Inverse Image under Order Embedding of Strict Upper Closure of Image of Point
Theorem
Let $\struct {S, \preceq}$ and $\struct {T, \preceq'}$ be ordered sets.
Let $\phi: S \to T$ be an order embedding of $\struct {S, \preceq}$ into $\struct {T, \preceq'}$
Let $p \in S$.
Then:
- $\map {\phi^{-1} } {\map \phi p^{\succ'} } = p^\succ$
where $\cdot^\succ$ and $\cdot^{\succ'}$ represent strict upper closure with respect to $\preceq$ and $\preceq'$, respectively.
Proof
Let $x \in \map {\phi^{-1} } {\map \phi p^{\succ'} }$.

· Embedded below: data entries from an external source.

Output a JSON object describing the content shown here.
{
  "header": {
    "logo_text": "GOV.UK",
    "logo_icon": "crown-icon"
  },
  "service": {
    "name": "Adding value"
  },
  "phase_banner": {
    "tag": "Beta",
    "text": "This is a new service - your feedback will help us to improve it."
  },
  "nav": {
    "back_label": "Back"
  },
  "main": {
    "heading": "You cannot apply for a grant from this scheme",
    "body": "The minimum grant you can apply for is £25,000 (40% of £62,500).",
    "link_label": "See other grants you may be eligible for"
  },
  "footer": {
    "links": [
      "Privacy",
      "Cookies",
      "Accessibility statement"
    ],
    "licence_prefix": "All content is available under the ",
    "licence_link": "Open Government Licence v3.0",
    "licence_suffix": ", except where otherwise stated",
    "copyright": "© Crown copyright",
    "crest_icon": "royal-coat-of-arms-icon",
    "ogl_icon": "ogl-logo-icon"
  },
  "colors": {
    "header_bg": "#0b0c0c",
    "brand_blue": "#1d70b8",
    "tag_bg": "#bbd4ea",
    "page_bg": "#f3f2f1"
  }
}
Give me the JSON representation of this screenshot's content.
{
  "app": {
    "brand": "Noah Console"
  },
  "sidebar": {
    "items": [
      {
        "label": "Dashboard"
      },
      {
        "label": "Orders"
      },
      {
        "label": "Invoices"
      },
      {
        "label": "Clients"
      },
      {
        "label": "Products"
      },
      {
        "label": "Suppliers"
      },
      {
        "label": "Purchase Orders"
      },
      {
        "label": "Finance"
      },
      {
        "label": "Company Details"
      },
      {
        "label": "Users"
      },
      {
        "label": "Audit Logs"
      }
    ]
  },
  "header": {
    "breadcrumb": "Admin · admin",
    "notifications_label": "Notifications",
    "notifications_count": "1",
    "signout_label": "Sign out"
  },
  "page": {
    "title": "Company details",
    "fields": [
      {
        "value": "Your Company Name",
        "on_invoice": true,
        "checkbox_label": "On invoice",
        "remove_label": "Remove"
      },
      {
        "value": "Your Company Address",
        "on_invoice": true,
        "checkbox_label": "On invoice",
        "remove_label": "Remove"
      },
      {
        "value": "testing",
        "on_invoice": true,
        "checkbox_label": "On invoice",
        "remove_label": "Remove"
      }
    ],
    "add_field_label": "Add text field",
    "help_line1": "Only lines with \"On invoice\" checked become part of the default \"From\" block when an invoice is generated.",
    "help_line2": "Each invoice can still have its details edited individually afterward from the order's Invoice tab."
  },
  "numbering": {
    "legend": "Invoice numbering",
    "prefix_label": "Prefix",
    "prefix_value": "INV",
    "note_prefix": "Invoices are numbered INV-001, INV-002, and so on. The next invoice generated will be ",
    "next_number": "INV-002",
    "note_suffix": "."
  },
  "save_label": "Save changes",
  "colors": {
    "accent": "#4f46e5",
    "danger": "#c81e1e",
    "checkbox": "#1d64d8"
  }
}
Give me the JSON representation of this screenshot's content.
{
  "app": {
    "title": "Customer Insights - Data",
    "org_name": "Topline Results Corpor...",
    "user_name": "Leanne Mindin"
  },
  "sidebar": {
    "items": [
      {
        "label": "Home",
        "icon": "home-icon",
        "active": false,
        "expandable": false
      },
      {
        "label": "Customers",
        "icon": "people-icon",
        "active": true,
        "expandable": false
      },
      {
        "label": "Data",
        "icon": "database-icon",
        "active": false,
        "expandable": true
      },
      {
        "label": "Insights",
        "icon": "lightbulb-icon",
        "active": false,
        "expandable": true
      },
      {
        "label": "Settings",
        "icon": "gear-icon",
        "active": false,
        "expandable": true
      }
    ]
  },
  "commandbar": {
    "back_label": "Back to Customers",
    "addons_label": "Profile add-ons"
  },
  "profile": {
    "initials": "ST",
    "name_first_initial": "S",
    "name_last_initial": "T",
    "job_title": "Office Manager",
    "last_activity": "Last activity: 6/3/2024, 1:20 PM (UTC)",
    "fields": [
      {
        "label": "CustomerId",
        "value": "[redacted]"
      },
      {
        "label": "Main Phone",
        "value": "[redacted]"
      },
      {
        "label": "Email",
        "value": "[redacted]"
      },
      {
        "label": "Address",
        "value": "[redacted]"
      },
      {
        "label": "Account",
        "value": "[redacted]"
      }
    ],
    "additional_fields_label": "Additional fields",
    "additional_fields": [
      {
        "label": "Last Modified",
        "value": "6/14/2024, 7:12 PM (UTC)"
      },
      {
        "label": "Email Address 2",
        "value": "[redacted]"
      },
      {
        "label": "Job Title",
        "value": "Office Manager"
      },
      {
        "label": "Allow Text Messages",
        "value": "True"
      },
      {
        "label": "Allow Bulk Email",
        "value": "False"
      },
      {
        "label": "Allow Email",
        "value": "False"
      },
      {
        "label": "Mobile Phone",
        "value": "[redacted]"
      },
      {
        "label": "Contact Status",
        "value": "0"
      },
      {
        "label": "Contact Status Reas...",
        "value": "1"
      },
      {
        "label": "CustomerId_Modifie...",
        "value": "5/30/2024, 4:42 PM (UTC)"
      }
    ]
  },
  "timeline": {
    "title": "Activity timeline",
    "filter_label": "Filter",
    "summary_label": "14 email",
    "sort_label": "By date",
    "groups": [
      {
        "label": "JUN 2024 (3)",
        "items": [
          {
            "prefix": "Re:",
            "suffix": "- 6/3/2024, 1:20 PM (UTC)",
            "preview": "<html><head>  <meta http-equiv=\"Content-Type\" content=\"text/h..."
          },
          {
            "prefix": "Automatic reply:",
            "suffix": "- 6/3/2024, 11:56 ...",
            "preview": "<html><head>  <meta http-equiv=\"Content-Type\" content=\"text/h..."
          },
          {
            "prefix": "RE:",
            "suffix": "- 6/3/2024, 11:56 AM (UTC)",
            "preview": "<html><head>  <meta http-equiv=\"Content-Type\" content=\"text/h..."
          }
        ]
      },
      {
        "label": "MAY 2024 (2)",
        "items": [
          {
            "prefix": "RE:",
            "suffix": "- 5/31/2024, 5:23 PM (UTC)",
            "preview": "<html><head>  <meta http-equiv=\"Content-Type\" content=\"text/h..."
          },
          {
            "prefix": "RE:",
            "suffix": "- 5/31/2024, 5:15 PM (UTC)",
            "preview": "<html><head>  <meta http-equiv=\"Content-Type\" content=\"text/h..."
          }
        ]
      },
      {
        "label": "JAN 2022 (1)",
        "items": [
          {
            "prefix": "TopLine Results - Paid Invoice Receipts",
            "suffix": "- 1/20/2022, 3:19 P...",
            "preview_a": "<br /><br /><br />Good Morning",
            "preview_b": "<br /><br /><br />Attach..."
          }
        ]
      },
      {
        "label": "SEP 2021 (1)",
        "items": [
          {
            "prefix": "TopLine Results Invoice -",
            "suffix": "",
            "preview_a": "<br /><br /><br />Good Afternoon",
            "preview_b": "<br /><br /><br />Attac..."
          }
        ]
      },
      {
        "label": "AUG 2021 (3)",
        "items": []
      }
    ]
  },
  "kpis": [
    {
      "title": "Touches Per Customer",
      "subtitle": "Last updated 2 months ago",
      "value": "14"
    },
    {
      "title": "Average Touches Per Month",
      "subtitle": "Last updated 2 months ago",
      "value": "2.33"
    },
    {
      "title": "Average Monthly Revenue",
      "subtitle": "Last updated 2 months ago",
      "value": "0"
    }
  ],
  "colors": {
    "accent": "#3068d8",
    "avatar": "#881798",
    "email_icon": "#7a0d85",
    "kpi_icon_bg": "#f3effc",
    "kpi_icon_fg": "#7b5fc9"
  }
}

By the definition of inverse image:
- $\map \phi x \in \map \phi p^{\succ'}$
By the definition of strict upper closure:
- $\map \phi p \prec' \map \phi x$
Since $\phi$ is an order embedding:
- $p \prec x$
Thus by the definition of strict upper closure:
- $x \in p^\succ$
and so:
- $\map {\phi^{-1} } {\map \phi p^{\succ'} } \subseteq p^\succ$
Let $x \in p^\succ$.
By the definition of strict upper closure:
- $p \prec x$
Since $\phi$ is an order embedding:
- $\map \phi p \prec' \map \phi x$
Thus by the definition of strict upper closure:
- $\map \phi x \in \map \phi p^{\succ'}$
Thus by the definition of inverse image:
- $x \in \map {\phi^{-1} } {\map \phi p^{\succ'} }$
and so:
- $p^\succ \subseteq \map {\phi^{-1} } {\map \phi p^{\succ'} }$
Thus by definition of set equality:
- $\map {\phi^{-1} } {\map \phi p^{\succ'} } = p^\succ$
$\blacksquare$